Darryl Green
Cross posted from boost-users...
-----Original Message----- From: David Abrahams [mailto:dave@boost-consulting.com] Sent: Wednesday, 25 February 2004 11:43 AM Marleny Rafferty
writes: Hi-
I am considering using boost in my applications, but I have a question about the boost license at http://www.boost.org/LICENSE_1_0.txt . It says (edited) "Permission is hereby granted, free of charge, to ... use [and] reproduce ... the Software".
It also says that any derivative works must also have the same license grant.
If my application uses boost libraries unchanged, is it considered a derivative work?
Yes.
Really? The ligitimacy of this stance seems questionable (but ianal etc). Further I did not see it as being part of the objectives for the license. Quite the opposite in fact.

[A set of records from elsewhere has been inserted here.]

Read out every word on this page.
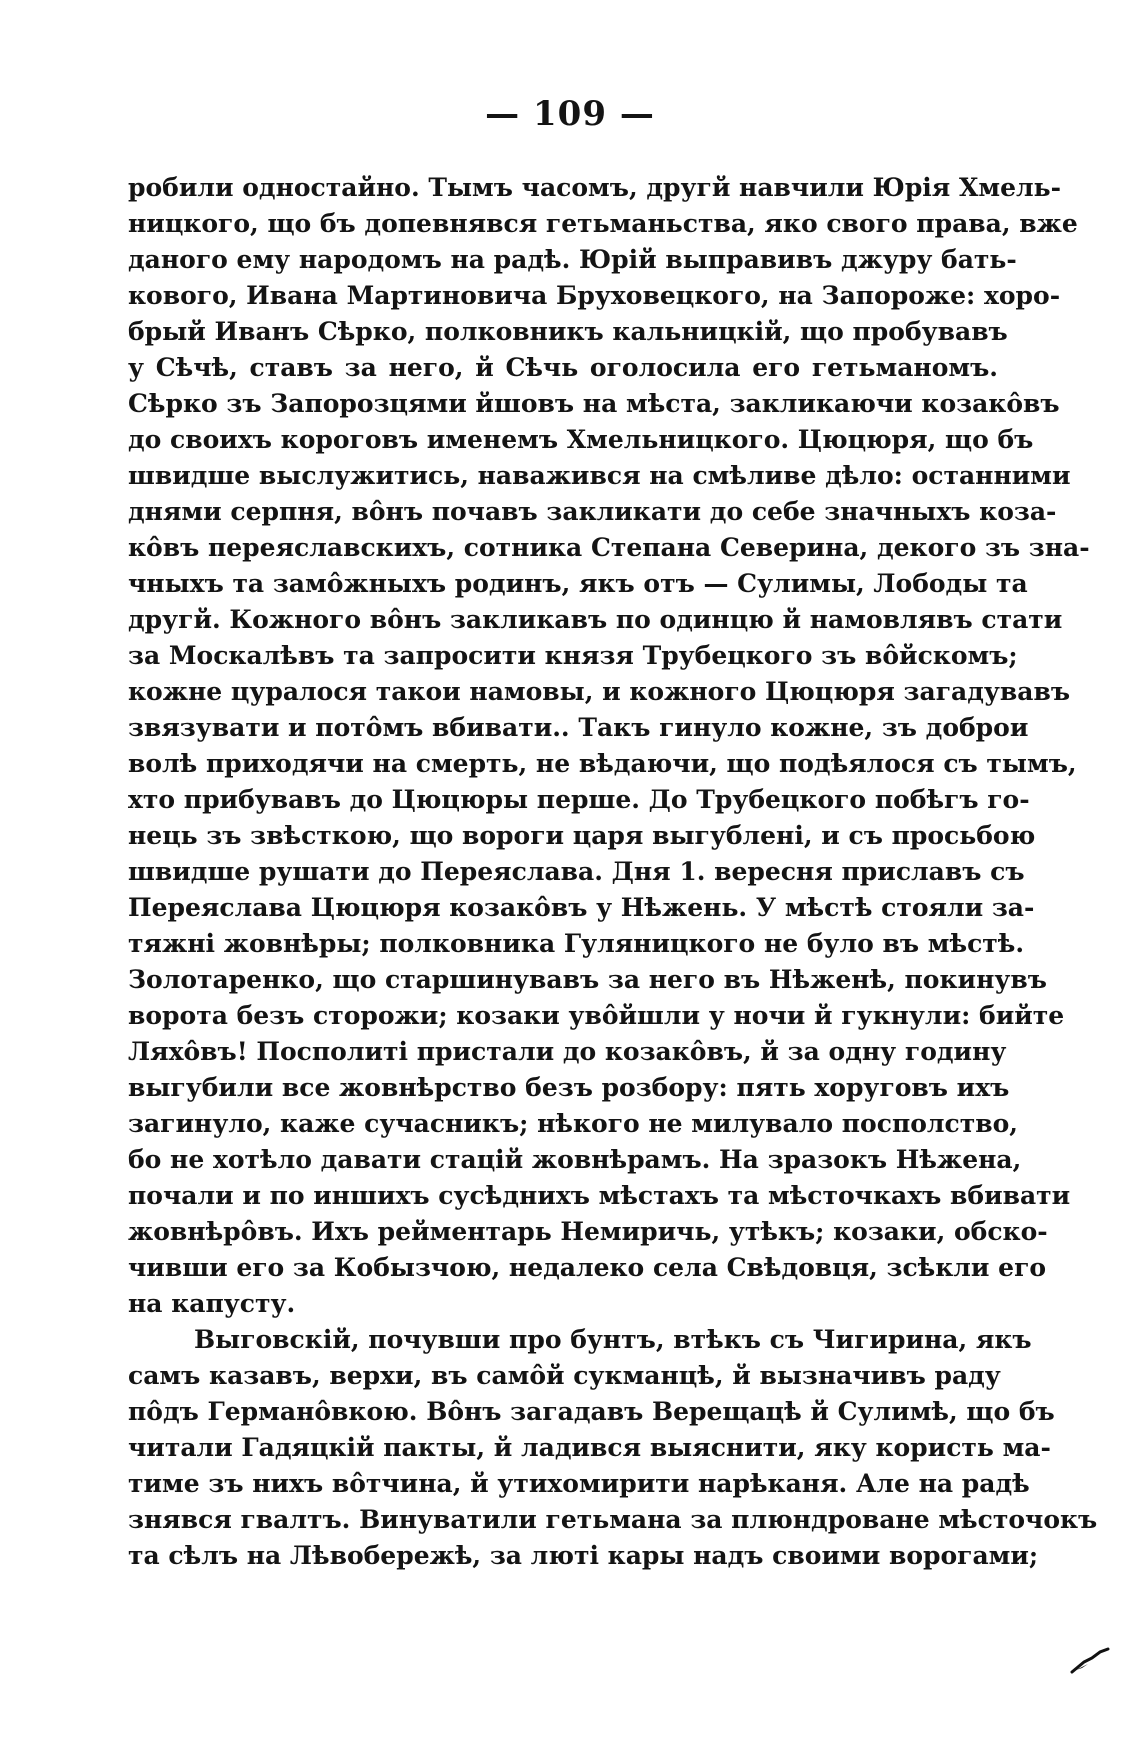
— 109 —
робили одностайно. Тымъ часомъ, другй навчили Юрія Хмель-
ницкого, що бъ допевнявся гетьманьства, яко свого права, вже
даного ему народомъ на радѣ. Юрій выправивъ джуру бать-
кового, Ивана Мартиновича Бруховецкого, на Запороже: хоро-
брый Иванъ Сѣрко, полковникъ кальницкій, що пробувавъ
у Сѣчѣ, ставъ за него, й Сѣчь оголосила его гетьманомъ.
Сѣрко зъ Запорозцями йшовъ на мѣста, закликаючи козакôвъ
до своихъ короговъ именемъ Хмельницкого. Цюцюря, що бъ
швидше выслужитись, наважився на смѣливе дѣло: останними
днями серпня, вôнъ почавъ закликати до себе значныхъ коза-
кôвъ переяславскихъ, сотника Степана Северина, декого зъ зна-
чныхъ та замôжныхъ родинъ, якъ отъ — Сулимы, Лободы та
другй. Кожного вôнъ закликавъ по одинцю й намовлявъ стати
за Москалѣвъ та запросити князя Трубецкого зъ вôйскомъ;
кожне цуралося такои намовы, и кожного Цюцюря загадувавъ
звязувати и потôмъ вбивати.. Такъ гинуло кожне, зъ доброи
волѣ приходячи на смерть, не вѣдаючи, що подѣялося съ тымъ,
хто прибувавъ до Цюцюры перше. До Трубецкого побѣгъ го-
нець зъ звѣсткою, що вороги царя выгублені, и съ просьбою
швидше рушати до Переяслава. Дня 1. вересня приславъ съ
Переяслава Цюцюря козакôвъ у Нѣжень. У мѣстѣ стояли за-
тяжні жовнѣры; полковника Гуляницкого не було въ мѣстѣ.
Золотаренко, що старшинувавъ за него въ Нѣженѣ, покинувъ
ворота безъ сторожи; козаки увôйшли у ночи й гукнули: бийте
Ляхôвъ! Посполиті пристали до козакôвъ, й за одну годину
выгубили все жовнѣрство безъ розбору: пять хоруговъ ихъ
загинуло, каже сучасникъ; нѣкого не милувало посполство,
бо не хотѣло давати стацій жовнѣрамъ. На зразокъ Нѣжена,
почали и по иншихъ сусѣднихъ мѣстахъ та мѣсточкахъ вбивати
жовнѣрôвъ. Ихъ рейментарь Немиричь, утѣкъ; козаки, обско-
чивши его за Кобызчою, недалеко села Свѣдовця, зсѣкли его
на капусту.
Выговскій, почувши про бунтъ, втѣкъ съ Чигирина, якъ
самъ казавъ, верхи, въ самôй сукманцѣ, й вызначивъ раду
пôдъ Германôвкою. Вôнъ загадавъ Верещацѣ й Сулимѣ, що бъ
читали Гадяцкій пакты, й ладився выяснити, яку користь ма-
тиме зъ нихъ вôтчина, й утихомирити нарѣканя. Але на радѣ
знявся гвалтъ. Винуватили гетьмана за плюндроване мѣсточокъ
та сѣлъ на Лѣвобережѣ, за люті кары надъ своими ворогами;
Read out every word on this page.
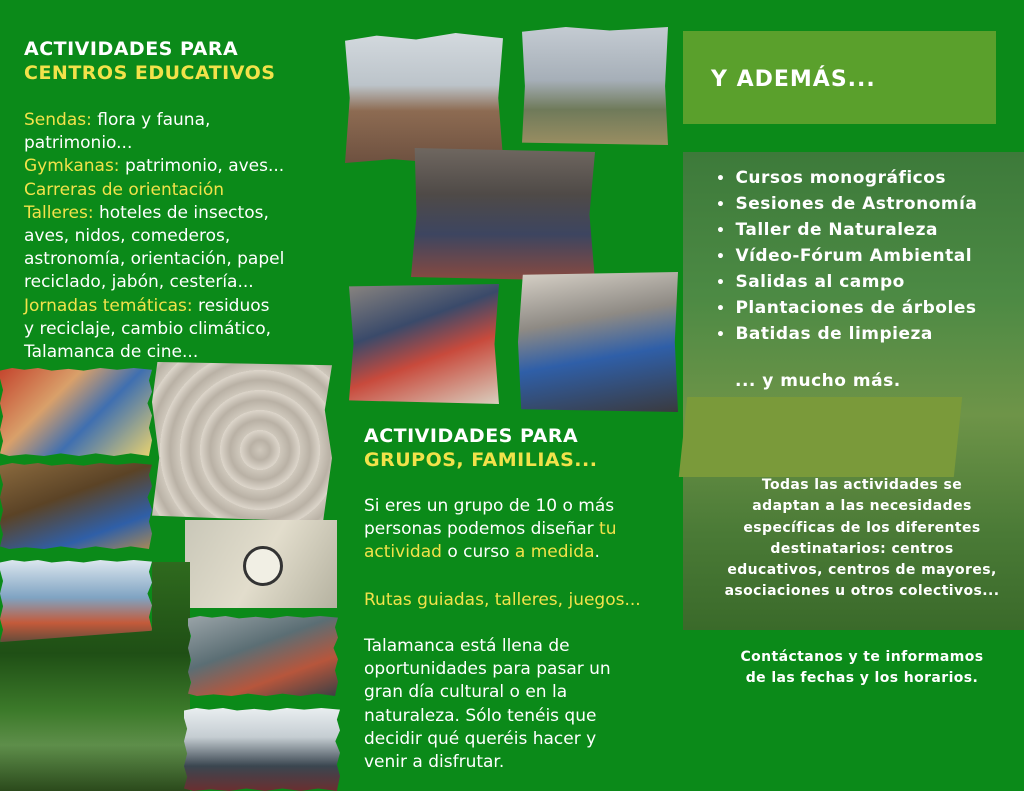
ACTIVIDADES PARA
CENTROS EDUCATIVOS
Sendas: flora y fauna,
patrimonio...
Gymkanas: patrimonio, aves...
Carreras de orientación
Talleres: hoteles de insectos,
aves, nidos, comederos,
astronomía, orientación, papel
reciclado, jabón, cestería...
Jornadas temáticas: residuos
y reciclaje, cambio climático,
Talamanca de cine...
ACTIVIDADES PARA
GRUPOS, FAMILIAS...
Si eres un grupo de 10 o más
personas podemos diseñar tu
actividad o curso a medida.
Rutas guiadas, talleres, juegos...
Talamanca está llena de
oportunidades para pasar un
gran día cultural o en la
naturaleza. Sólo tenéis que
decidir qué queréis hacer y
venir a disfrutar.
Y ADEMÁS...
• Cursos monográficos
• Sesiones de Astronomía
• Taller de Naturaleza
• Vídeo-Fórum Ambiental
• Salidas al campo
• Plantaciones de árboles
• Batidas de limpieza
... y mucho más.
Todas las actividades se
adaptan a las necesidades
específicas de los diferentes
destinatarios: centros
educativos, centros de mayores,
asociaciones u otros colectivos...
Contáctanos y te informamos
de las fechas y los horarios.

(Disclaimer: IANAL, and any reputable lawyer would take plenty of time to provide you with considered advice.) My understanding is that executable or object code is a derivative work of all the source code that it is built from. So any executable that uses a library is a derivative work of that library. (There is a question as to whether this applies to header files that only define named constants and structure layouts, but little question that it applies to inline and statically-linked function definitions. The FSF asserts that using dynamically-linked function definitions also creates a derivative work.) Your source code, however, does not become a derivative work of a library that it depends on, unless you copy part or all of the library's source code into it.